At the opposite end of the scale, London and the South East have the largest divergence. In London, the average mortgage payment is now £3,038 per month against rents of £2,676, while in the South East, the gap is similar at £2,155 compared with £1,792. These differences reflect how higher property prices increase the size of loans required, which in turn raises monthly repayments when interest rates are elevated.
Renting cheaper in more than two-thirds of GB
Overall, renting is now cheaper than buying in more than two-thirds of local authorities in Great Britain. That proportion has more than doubled since February, when mortgage rates were lower, and the balance between renting and buying was more evenly distributed.
Local data shows how the gap between rents and mortgage payments varies not just by region but also by area. In Westminster, the average mortgage payment is £6,343 per month compared with £5,053 for rent, creating a gap of £1,290. There are similar patterns in Kensington and Chelsea, Elmbridge and St Albans, where high property values translate into substantially higher borrowing costs relative to rents.
In Midlothian, the average mortgage payment is £1,103 compared with rents of £1,494, a difference of £391. In Glasgow, the figures are £780 and £1,105 respectively, while in Sefton (£1,105 vs £1,473) and Salford (£1,096 vs £1,323), mortgage payments are also lower than rents.
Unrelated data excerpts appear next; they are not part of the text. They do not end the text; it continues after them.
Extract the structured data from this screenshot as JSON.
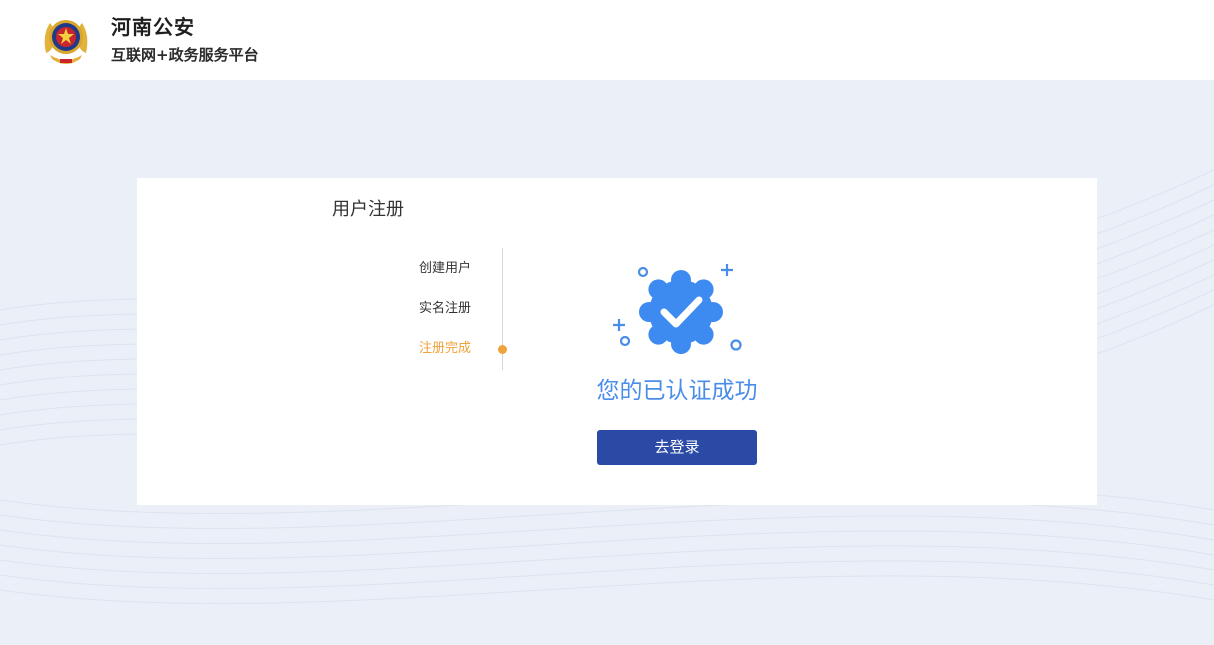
{
  "header": {
    "title": "河南公安",
    "subtitle": "互联网+政务服务平台",
    "emblem_icon": "police-emblem-icon"
  },
  "card": {
    "title": "用户注册",
    "steps": [
      {
        "label": "创建用户",
        "state": "done"
      },
      {
        "label": "实名注册",
        "state": "done"
      },
      {
        "label": "注册完成",
        "state": "current"
      }
    ],
    "success_icon": "verified-badge-icon",
    "success_message": "您的已认证成功",
    "login_button": "去登录"
  },
  "colors": {
    "accent_blue": "#4a8de8",
    "button_blue": "#2a4aa6",
    "current_step": "#f0a23b",
    "background": "#ebeff7"
  }
}
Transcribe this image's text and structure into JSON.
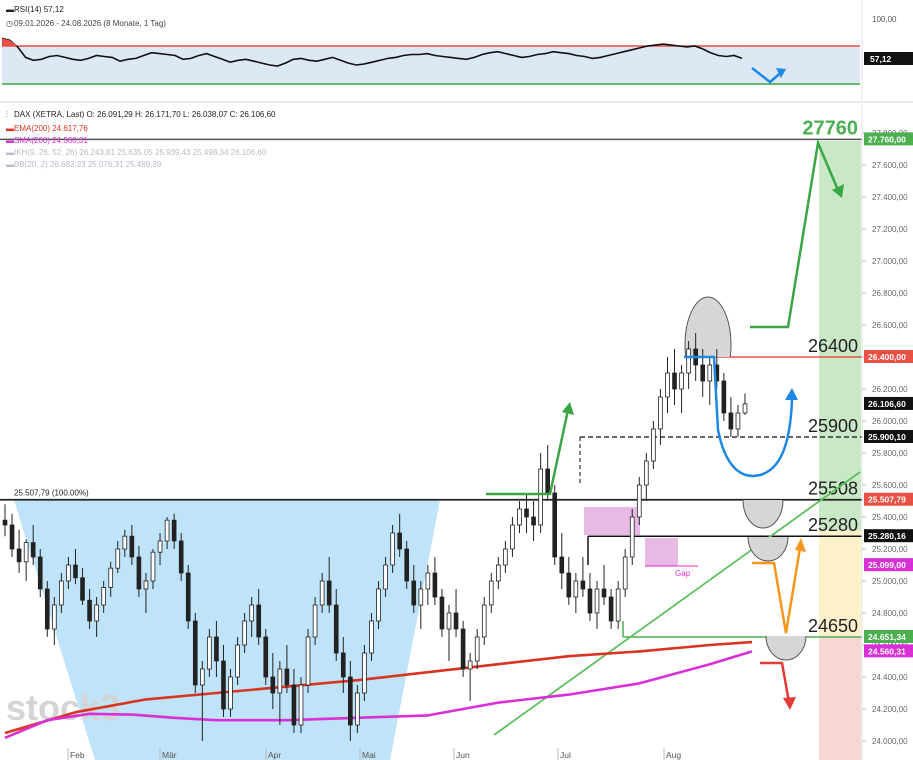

Incentive to rent rather than buy
Rightmove’s Colleen Babcock says: “Mortgage payments have risen quite sharply in a short space of time for new buyers. It will be interesting to see whether more would-be buyers turn to renting temporarily while rates remain high, particularly when monthly costs can exceed average rents and the timing of rate cuts is still unclear.”
For investors in buy-to-let, the changing dynamics mean there is a clear incentive for tenants to remain in the rental sector, and that, in turn, will put upward pressure on the shrinking supply of rental stock.